1988 Cem Yayınları basımı bir öykü kitabı tutuyorum ellerimde. Öykü deyip geçtiğime bakmayın; tam tamına 12 farklı hayat var iki kapağın arasında, aynı topraklar üzerinde. Kimisi oğlu için can verir, kimisi süt kardeşini vururken gözünü bile kırpmaz, kimisi 'namus belasına' kendi elleriyle ölüme gönderir kendi canından yavrusunu, kimisi de ah şu gurbet derdinden yavrusunun ölüsüne bile üzülemez.
Dilini çok sevdim yazarın. Öyle duru ama bir o kadar da içli anlatıyor ki, yüreğin paramparça oluyor her defasında. Çok gerçek. Geçmişte kalmış gitmiş işte diyip geçemiyorsun, geçemiyorum.

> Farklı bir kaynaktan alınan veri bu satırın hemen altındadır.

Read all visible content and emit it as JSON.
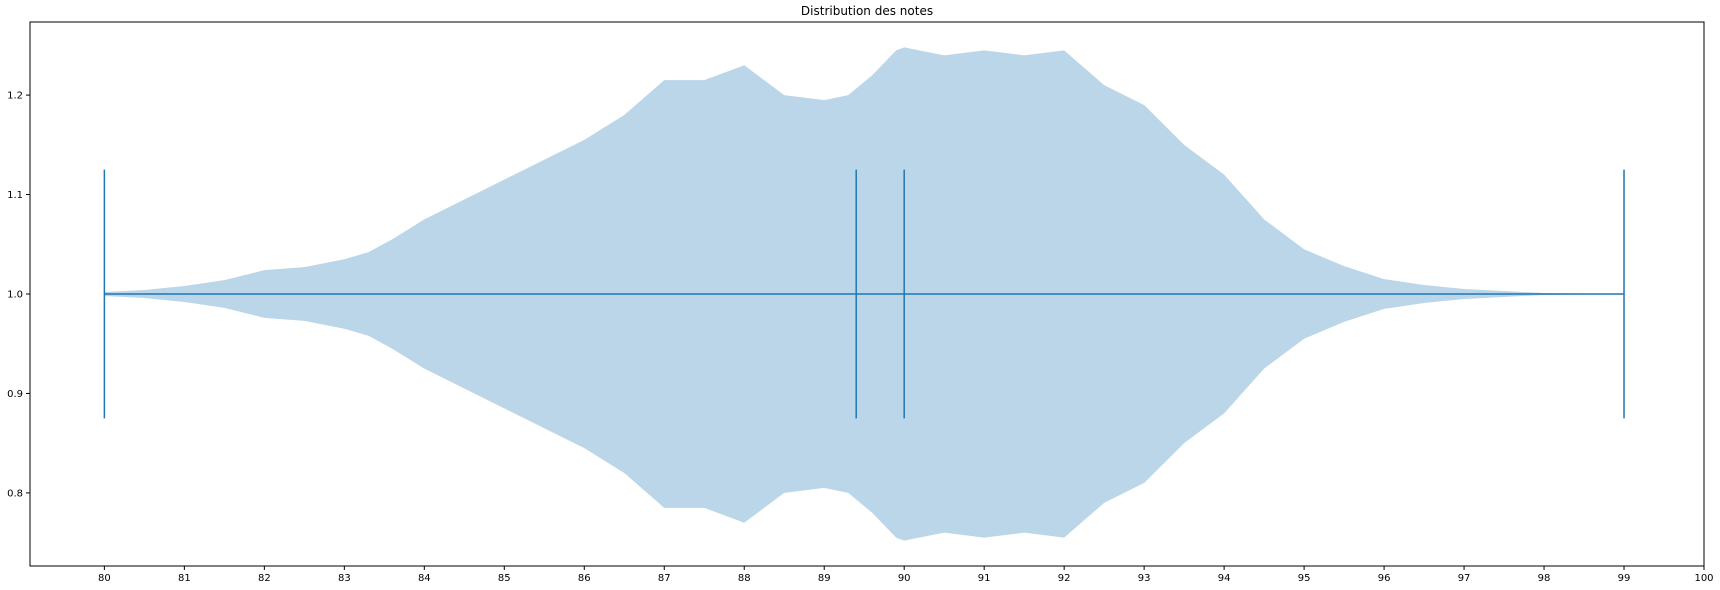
{
  "chart_data": {
    "type": "violin",
    "orientation": "horizontal",
    "title": "Distribution des notes",
    "xlabel": "",
    "ylabel": "",
    "xlim": [
      79.07,
      100
    ],
    "ylim": [
      0.7265,
      1.2735
    ],
    "xticks": [
      80,
      81,
      82,
      83,
      84,
      85,
      86,
      87,
      88,
      89,
      90,
      91,
      92,
      93,
      94,
      95,
      96,
      97,
      98,
      99,
      100
    ],
    "yticks": [
      0.8,
      0.9,
      1.0,
      1.1,
      1.2
    ],
    "position": 1.0,
    "min": 80,
    "max": 99,
    "mean": 89.4,
    "median": 90,
    "cap_half_height": 0.125,
    "grid": false,
    "colors": {
      "body_fill": "#1f77b4",
      "body_alpha": 0.3,
      "lines": "#1f77b4"
    },
    "density_profile": {
      "x": [
        80,
        80.5,
        81,
        81.5,
        82,
        82.5,
        83,
        83.3,
        83.6,
        84,
        84.5,
        85,
        85.5,
        86,
        86.5,
        87,
        87.5,
        88,
        88.5,
        89,
        89.3,
        89.6,
        89.9,
        90,
        90.5,
        91,
        91.5,
        92,
        92.5,
        93,
        93.5,
        94,
        94.5,
        95,
        95.5,
        96,
        96.5,
        97,
        97.5,
        98,
        98.5,
        99
      ],
      "half_width": [
        0.002,
        0.004,
        0.008,
        0.014,
        0.024,
        0.027,
        0.035,
        0.042,
        0.055,
        0.075,
        0.095,
        0.115,
        0.135,
        0.155,
        0.18,
        0.215,
        0.215,
        0.23,
        0.2,
        0.195,
        0.2,
        0.22,
        0.245,
        0.248,
        0.24,
        0.245,
        0.24,
        0.245,
        0.21,
        0.19,
        0.15,
        0.12,
        0.075,
        0.045,
        0.028,
        0.015,
        0.009,
        0.005,
        0.003,
        0.001,
        0.0005,
        0
      ]
    }
  }
}
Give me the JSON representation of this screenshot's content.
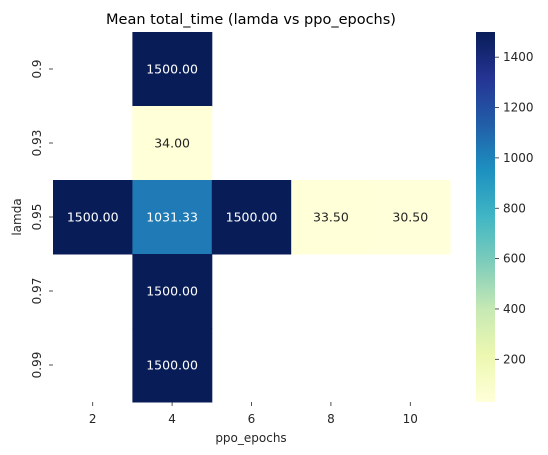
{
  "chart_data": {
    "type": "heatmap",
    "title": "Mean total_time (lamda vs ppo_epochs)",
    "xlabel": "ppo_epochs",
    "ylabel": "lamda",
    "x_categories": [
      "2",
      "4",
      "6",
      "8",
      "10"
    ],
    "y_categories": [
      "0.9",
      "0.93",
      "0.95",
      "0.97",
      "0.99"
    ],
    "cells": [
      {
        "x": "4",
        "y": "0.9",
        "value": 1500.0,
        "label": "1500.00"
      },
      {
        "x": "4",
        "y": "0.93",
        "value": 34.0,
        "label": "34.00"
      },
      {
        "x": "2",
        "y": "0.95",
        "value": 1500.0,
        "label": "1500.00"
      },
      {
        "x": "4",
        "y": "0.95",
        "value": 1031.33,
        "label": "1031.33"
      },
      {
        "x": "6",
        "y": "0.95",
        "value": 1500.0,
        "label": "1500.00"
      },
      {
        "x": "8",
        "y": "0.95",
        "value": 33.5,
        "label": "33.50"
      },
      {
        "x": "10",
        "y": "0.95",
        "value": 30.5,
        "label": "30.50"
      },
      {
        "x": "4",
        "y": "0.97",
        "value": 1500.0,
        "label": "1500.00"
      },
      {
        "x": "4",
        "y": "0.99",
        "value": 1500.0,
        "label": "1500.00"
      }
    ],
    "colormap": "YlGnBu",
    "colorbar": {
      "range": [
        30.5,
        1500
      ],
      "ticks": [
        "200",
        "400",
        "600",
        "800",
        "1000",
        "1200",
        "1400"
      ]
    }
  }
}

Bu kadar kısa öyküler ile resmen karakterlerin tüm hayatlarını -gereksiz sözcüklerden kaçınarak- bu kadar güzel açıklayabilmesini de çok başarılı buldum. Arada dalıp gidilen hayaller ile gerçeğin birbirine girmesi, sınırların tam çizilememesini de Hasan Ali Toptaş diline benzettim ki onun da Bekir Yıldız 'dan nasıl bu kadar saygı ile bahsettiğini anlamış oldum.